映画『帰ってきたムッソリーニ』を鑑賞しての備忘録
2018年のイタリア映画。
監督は、ルカ・ミニエーロ(Luca Miniero)。
脚本は、二コラ・グアッリャノーネ(Nicola Guaglianone)とルカ・ミニエーロ(Luca Miniero)。
原題は、"Sono tornato"。
2017年のイタリア。映像作家のアンドレア・カナレッティ(Frank Matano)はイタリア人のアイデンティティをテーマにドキュメンタリーを鋭意制作中。ローマのヴィットーリオ広場でサッカーに興じる子供たちの中からアフリカ系と思しき子供を見つけ、その困窮に迫るというステレオタイプな映像を撮ろうとして、苦戦していた。その時、広場にある史跡「魔法の門」に、軍服姿のベニート・ムッソリーニ(Massimo Popolizio)が落下する。自分が再生したことを知ったムッソリーニは街行く人の姿にエチオピアに侵略されたのかと訝る。そして、エディコラ(売店)で新聞のトップに「同性婚法案可決」とあるのを目にしたムッソリーニは卒倒してしまう。エディコラの店員に救われたムッソリーニは新聞で状況を把握し、「自宅」であるヴィッラ・トルローニアへ向かう。博物館のスタッフと子供たちが退去してやって来て、ムッソリーニは飛び起きて寝室を後にする。そこで「ムッソリーニ」を探していたカナレッティと鉢合せる。カナレッティはテレビ局My TVの次長ダニエーレ・レオナルディ(Gioele Dix)に映像を売り込みに行ったところ、折悪しくダニエーレはカティア・ベリーニ(Stefania Rocca)に局長の座を奪われて虫の居所が悪く、テレビ局から追い払われてしまった。失意のカナレッティが映像素材の編集をしていると、偶然「ムッソリーニ」が映り込んでいることに気付き、聞き込みの果てにヴィッラ・トルローニアへ辿り着いたのだった。カナレッティは「ムッソリーニ」の隙の無い堂に入った演技に感嘆し、彼をインタヴュアー役にイタリアを巡るドキュメンタリーを制作することを思い付く。こうしてムッソリーニと監督の撮影旅行が始まるのだった。
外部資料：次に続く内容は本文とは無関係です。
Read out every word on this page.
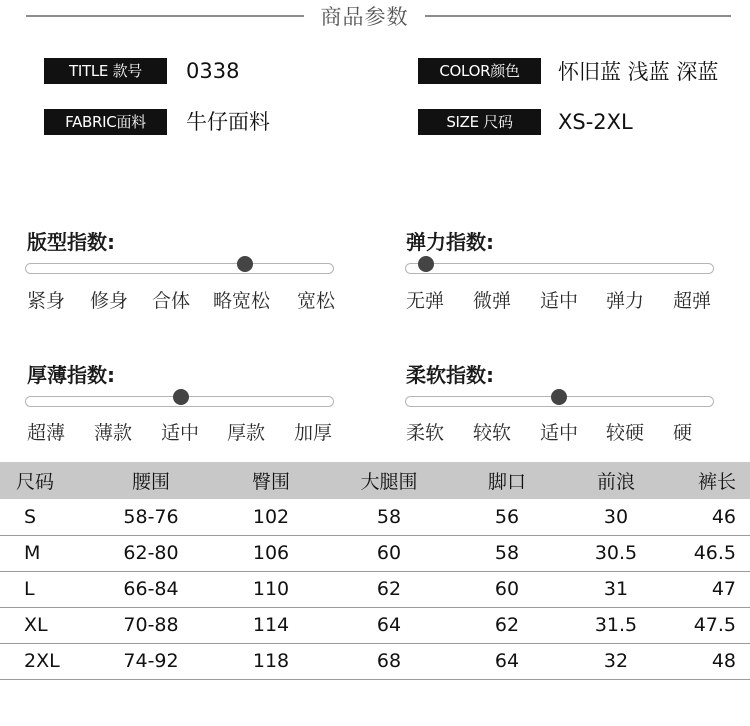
商品参数
TITLE 款号	0338	COLOR颜色	怀旧蓝 浅蓝 深蓝
FABRIC面料	牛仔面料	SIZE 尺码	XS-2XL
版型指数:
紧身 修身 合体 略宽松 宽松
弹力指数:
无弹 微弹 适中 弹力 超弹
厚薄指数:
超薄 薄款 适中 厚款 加厚
柔软指数:
柔软 较软 适中 较硬 硬
尺码	腰围	臀围	大腿围	脚口	前浪	裤长
S	58-76	102	58	56	30	46
M	62-80	106	60	58	30.5	46.5
L	66-84	110	62	60	31	47
XL	70-88	114	64	62	31.5	47.5
2XL	74-92	118	68	64	32	48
ヒトラーが再臨した現代のドイツを描いた映画『帰ってきたヒトラー(Er ist wieder da)』(2015)を、ムッソリーニを主役にイタリアを舞台に制作された作品。あらすじだけでなく、街頭に現れた「ムッソリーニ」に対する人々の反応などドキュメンタリーのパートも同様に盛り込まれている。
若者や老人の困窮に対して政治が無策であり、人々もスマートフォンの画面に没入し、若者の理想が料理人になることだけという現状に警鐘を鳴らすムッソリーニ。正鵠を射た彼の指摘に熱狂する人々というフィクション部分だけでなく、独裁を容認し、移民を排撃する市井の人々の姿が映し出され、ファシズムの土壌が用意されている現実が浮かび上がる部分に薄ら寒さを感じずにいられない。
ヒトラーほど激しいキャラクターではないためにムッソリーニにはマイルドな印象を受ける。それが警戒心を緩めることにもなりかねない。
ドイツ、イタリアと来たら、次は日本ということになろう。だがヒトラーやムッソリーニほど突出した人物がいない日本の場合、複数の人物を再生させる必要がありそうだ。